COVID-19 has also affected our neighbourhoods – small businesses are disappearing and food banks are overwhelmed by those struggling to feed their families. Persons with disabilities rely heavily on the services like food banks and other community supports. The benefits they receive from the Ontario Disability Support Program (ODSP) or Ontario Works (OW) are not enough to even cover their rent and hydro. Access to these meal programs can also be a barrier for some since they are not always easily accessible for persons with disabilities. Without safe transportation, money for a taxi or a support person to bring them to the meal program, they end up being left behind.
Additionally, people with disabilities are affected by the general scaling back of community events and restaurants. For those who have mental health issues, symptoms have heightened during this time since social gatherings are limited, and many are required to isolate. Some things have come to a halt and this further hampers the needs of persons with disabilities.

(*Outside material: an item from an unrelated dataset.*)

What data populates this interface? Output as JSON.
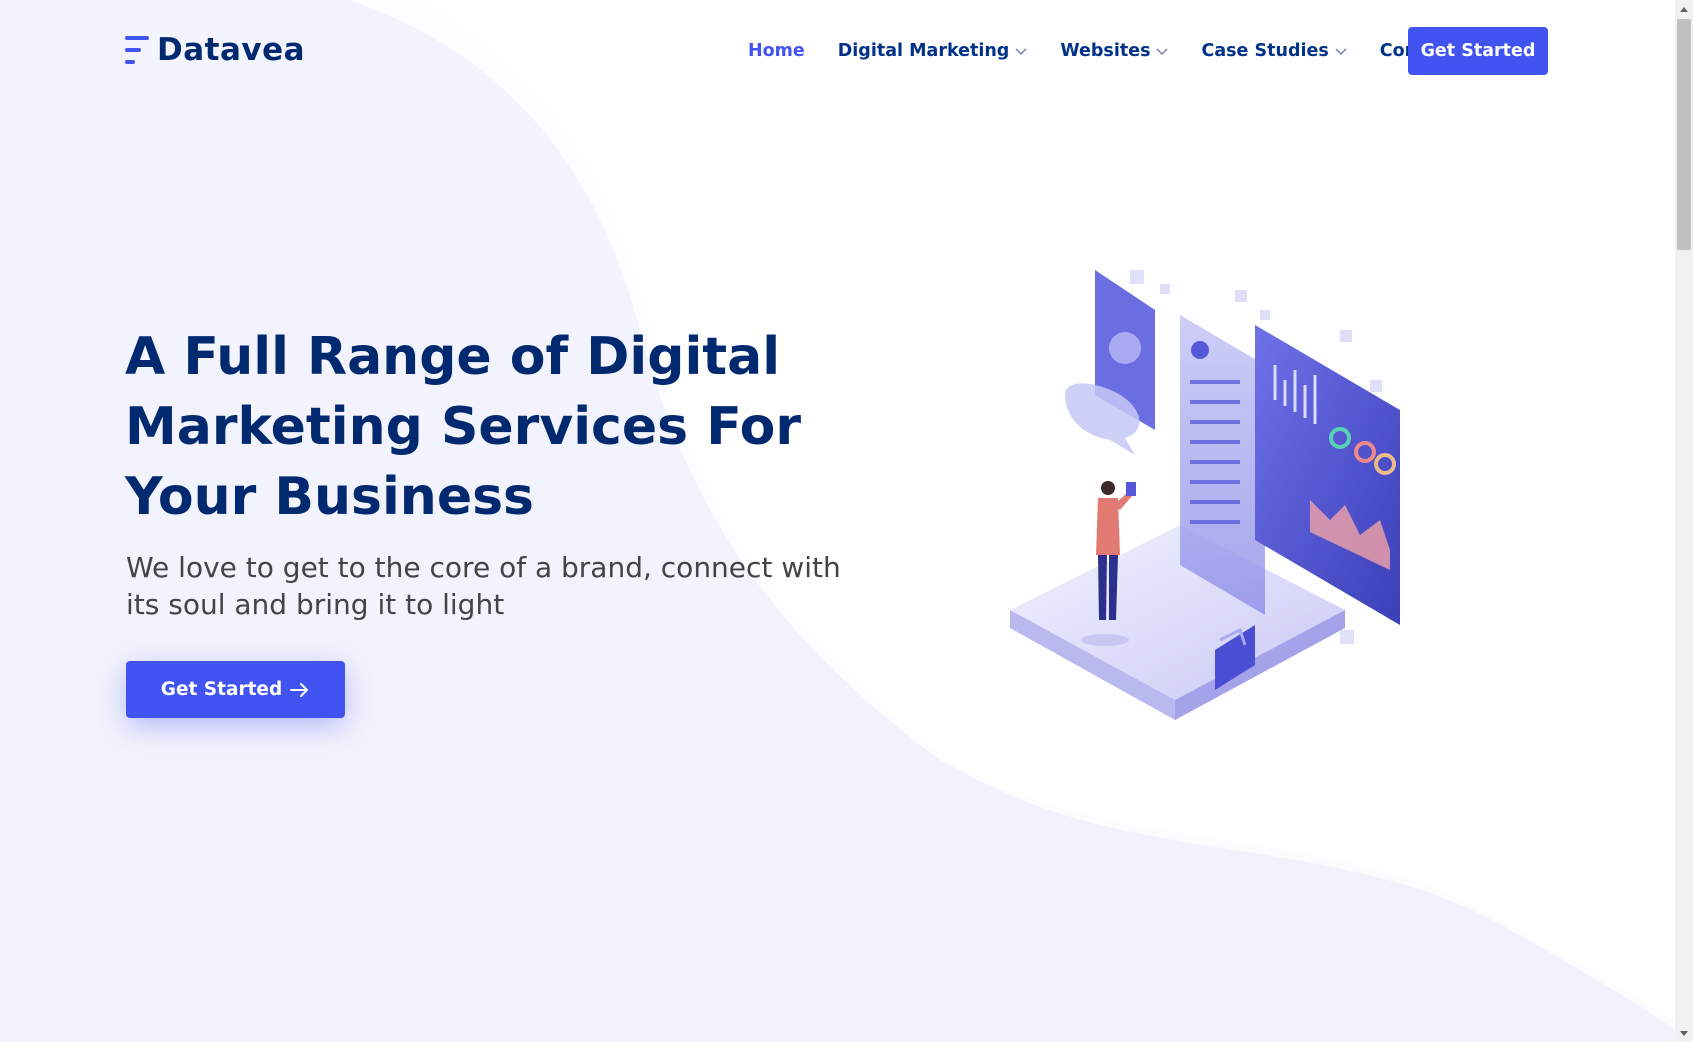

For persons with disabilities, COVID-19 has created a home environment that brings about more fear compared to people without a disability. Our daily lives have been thrust into changes that most of us were unprepared for.
Working from home has become the new norm. Many workers have discovered that this is possible, but people with disabilities may not consider their homes suitable as a workplace. For example, most people with disabilities do not have the appropriate adaptive equipment suited for their disability to work from home. If they have a child or dependent who relied on community programs, they are most likely facing cancellations or severe limitations. This is an enormous issue for people with disabilities because they now need more support in the home to look after children or dependents, and often it’s not available.
There has been added stress for disabled people who are a resident in a long-term care home. On top of skyrocketing COVID-19 infection rates in some homes, people in these homes can’t see their family members or participate in any activities.
Moreover, the impact on congregate living settings has been alarming. These are facilities where people, most of whom are unrelated, live or stay overnight and use shared spaces like sleeping areas, bathrooms, and kitchens. They include but are not limited to shelters, group homes, correctional facilities, and children or youth residential settings. Sadly, they see higher levels of community spread which makes the people who live there or rely on these services incredibly vulnerable. Many are being cared for from trauma that range from alcohol and drug addiction to domestic violence. As some of the most vulnerable, they need the necessary protections from COVID-19 so that they can continue to receive the treatment that they need in order to overcome the trauma that they are faced with.
We also must not forget about the workers who provide these essential services. Many of them are OPSEU/SEFPO members. It is therefore important to ensure that not only are these workers empowered to take proactive steps in protecting themselves and the residents but that they have access to the necessary mental health supports whenever they need it.
According to OPSEU/SEFPO’s recent Social Mapping Project (SMP), one in seven members identify with having a disability. Mental health issues were prevalent, prior to COVID 19, and that has undoubtedly increased after eight months of restrictions. Job losses are higher than ever, and domestic abuse is on the rise. Every member of your family should have a mask on in public to protect everyone. Long term care homes continue to report having massive COVID-19 cases among their staff and residents.
The federal government announced last June that people with disabilities would get one-time payments of up to $600 to cover extraordinary costs that people with disabilities face as a result of this pandemic. Clearly, it will take more than a few hundred dollars to remove additional barriers that COVID-19 has created.